Trust medical director Dr Bernie Marden said: “We are deeply sorry for the shortfalls in Marcie’s care.

“We failed to appreciate the gravity of her illness and in doing so we let down both Marcie and her family. This should never have happened.

“We owe it to Marcie’s family to demonstrate we learnt from their devastating loss and we are doing everything we can to make sure tragedies like this do not happen again.”

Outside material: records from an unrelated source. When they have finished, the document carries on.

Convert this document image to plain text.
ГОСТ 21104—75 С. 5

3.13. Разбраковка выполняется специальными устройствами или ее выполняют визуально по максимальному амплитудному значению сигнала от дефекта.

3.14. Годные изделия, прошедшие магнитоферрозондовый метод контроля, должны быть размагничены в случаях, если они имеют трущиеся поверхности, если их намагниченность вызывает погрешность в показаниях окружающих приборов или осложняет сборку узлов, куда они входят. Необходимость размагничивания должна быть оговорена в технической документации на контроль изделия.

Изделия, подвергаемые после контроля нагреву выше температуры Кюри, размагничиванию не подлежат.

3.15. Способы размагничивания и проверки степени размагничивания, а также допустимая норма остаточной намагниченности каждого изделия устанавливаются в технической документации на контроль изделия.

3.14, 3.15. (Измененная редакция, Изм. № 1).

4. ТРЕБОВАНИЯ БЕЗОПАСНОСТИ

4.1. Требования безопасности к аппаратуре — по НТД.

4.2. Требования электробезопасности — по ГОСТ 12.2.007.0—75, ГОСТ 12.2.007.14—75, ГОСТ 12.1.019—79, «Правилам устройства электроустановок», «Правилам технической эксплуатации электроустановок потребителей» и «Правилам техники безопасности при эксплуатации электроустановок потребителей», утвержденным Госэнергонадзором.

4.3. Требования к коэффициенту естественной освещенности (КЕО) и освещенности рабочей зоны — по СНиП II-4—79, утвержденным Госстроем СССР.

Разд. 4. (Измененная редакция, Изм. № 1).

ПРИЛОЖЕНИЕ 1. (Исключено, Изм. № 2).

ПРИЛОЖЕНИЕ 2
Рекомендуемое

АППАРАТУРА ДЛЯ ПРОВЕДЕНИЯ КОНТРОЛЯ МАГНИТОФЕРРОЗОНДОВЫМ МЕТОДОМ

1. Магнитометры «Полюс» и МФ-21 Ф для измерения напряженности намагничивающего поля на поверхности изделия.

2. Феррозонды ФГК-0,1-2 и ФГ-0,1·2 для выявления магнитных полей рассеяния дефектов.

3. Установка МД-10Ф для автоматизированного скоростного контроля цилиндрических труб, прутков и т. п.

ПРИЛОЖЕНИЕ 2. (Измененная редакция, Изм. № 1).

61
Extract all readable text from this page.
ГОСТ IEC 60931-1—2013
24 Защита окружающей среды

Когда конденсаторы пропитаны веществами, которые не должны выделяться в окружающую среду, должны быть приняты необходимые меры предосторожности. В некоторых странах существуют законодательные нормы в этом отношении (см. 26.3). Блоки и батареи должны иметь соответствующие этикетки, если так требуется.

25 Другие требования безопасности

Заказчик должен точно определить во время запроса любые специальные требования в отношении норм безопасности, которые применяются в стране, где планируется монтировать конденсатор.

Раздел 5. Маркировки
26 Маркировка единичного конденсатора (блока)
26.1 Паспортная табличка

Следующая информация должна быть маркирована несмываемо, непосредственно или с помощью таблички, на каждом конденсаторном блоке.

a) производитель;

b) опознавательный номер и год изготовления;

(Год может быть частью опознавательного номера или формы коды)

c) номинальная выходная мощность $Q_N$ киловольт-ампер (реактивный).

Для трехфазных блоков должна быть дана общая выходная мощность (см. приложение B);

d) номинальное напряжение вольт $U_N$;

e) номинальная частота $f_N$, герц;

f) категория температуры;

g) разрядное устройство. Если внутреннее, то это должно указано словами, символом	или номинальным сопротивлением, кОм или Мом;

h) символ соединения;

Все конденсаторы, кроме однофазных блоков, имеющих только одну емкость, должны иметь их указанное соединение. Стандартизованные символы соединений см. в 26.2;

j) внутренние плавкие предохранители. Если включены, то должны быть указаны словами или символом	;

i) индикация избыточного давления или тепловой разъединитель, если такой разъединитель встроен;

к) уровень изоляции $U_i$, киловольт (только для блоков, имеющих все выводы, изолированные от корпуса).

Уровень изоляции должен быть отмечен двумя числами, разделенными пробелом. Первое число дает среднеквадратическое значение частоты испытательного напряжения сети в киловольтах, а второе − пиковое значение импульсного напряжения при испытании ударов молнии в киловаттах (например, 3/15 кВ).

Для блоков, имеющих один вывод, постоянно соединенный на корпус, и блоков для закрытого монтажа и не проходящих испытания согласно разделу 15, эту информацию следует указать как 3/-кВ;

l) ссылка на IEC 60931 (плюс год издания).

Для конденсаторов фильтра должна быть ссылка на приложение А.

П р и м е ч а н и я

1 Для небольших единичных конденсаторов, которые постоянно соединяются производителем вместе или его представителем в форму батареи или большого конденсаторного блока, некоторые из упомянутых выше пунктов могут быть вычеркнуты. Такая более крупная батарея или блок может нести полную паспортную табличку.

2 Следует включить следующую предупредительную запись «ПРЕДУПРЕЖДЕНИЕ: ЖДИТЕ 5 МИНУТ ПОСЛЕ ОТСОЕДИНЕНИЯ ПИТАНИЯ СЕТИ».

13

LIST OF CARE FAILURES RELATING TO TREATMENT OF SEPSIS VICTIM

As part of her closing remarks, Avon Coroner Maria Voisin listed the failures she found in the care Marcie Tadman received at the Royal United Hospital in Bath.

They were:

– There was no sepsis screening in the emergency department

– Marcie was transferred before treatment could be completed

– Marcie was a critical unwell child and she should not have been taken from the resus area to the ward

– The handover from the emergency department to the ward was ineffective

– She was not considered with the same urgency after this move

– Once on the ward, the sepsis sticker in the nursing notes was not seen and actioned by any member of staff

– The sepsis screening was not communicated to staff and was not actioned by staff

– A new Paediatric Early Warning System (PEWS) chart was started on the ward and vital information from the emergency department was not seen

– The emergency department PEWS chart and records should have been looked at by staff on the ward

– The morning handover was ineffective

– After the morning handover, she was not deemed to be urgent and was not seen by the consultant until 9.50am

– The abnormal blood gas result was known at 9.50am, but no action was taken and it should have been

– Sepsis should have been considered and diagnosed at this time

– The pleural effusion protocol was not followed and Marcie was never discussed with Bristol in relation to its management and it should have been

– There was a delay in starting her antibiotics, which were in fact started four hours and 35 minutes after she arrived at hospital

– Bristol was not contacted after the ultrasound result was known

– Communication failure when the blood results were known

– Once the blood gas results were known not communicating them with the local specialist unit for discussion and transfer to the local intensive care unit

– No handover at lunchtime which would have allowed an opportunity for Marcie to be reviewed

– Failure to record the sepsis and follow the protocol when it was considered at 2.30pm

– Not setting up a high dependency unit area to manage Marcie after 2.30pm

– Not recording the examination after the fluid bolus

– Not repeating the blood gas test after the fluid bolus

– Failure by consultant to step back and look at the bigger picture, assess Marcie, make a plan and collectively communicate that plan

– Not following hospital protocols and procedures by any staff

– Not contacting the nurse in charge when the PEWS were two

– Not recording the proper fluid balance

– Inadequate levels of observation by the nursing staff

– Not recording nursing concerns when the PEWS, especially at around 2.30pm when clinical concerns were raised

– A totally ineffective handover at 5pm with medical staff

– Doctors not aware that Marcie was made “a watcher” by nurses on the night shift

– The nurse in charge of the night shift had considered sepsis at 7.30pm, but did not review Marcie or follow the hospital procedures or take any steps at all

– The nurse should not have reset the perimeters on the equipment recording the observations of her heart rate so that it did not alarm

– The nurse in charge of the night shift did not review Marcie when she was aware the PEWS were three

– The doctor should not have altered the oxygen levels for Marcie without seeing her

– The handover at 8.30pm with medical staff was inadequate and did not reflect Marcie’s actual condition

– Night shift nurses did not contact a doctor for a review at 10pm or midnight when the PEWS were three

– No medical review of Marcie for 11-and-a-half hours after she was last seen before the 5pm handover.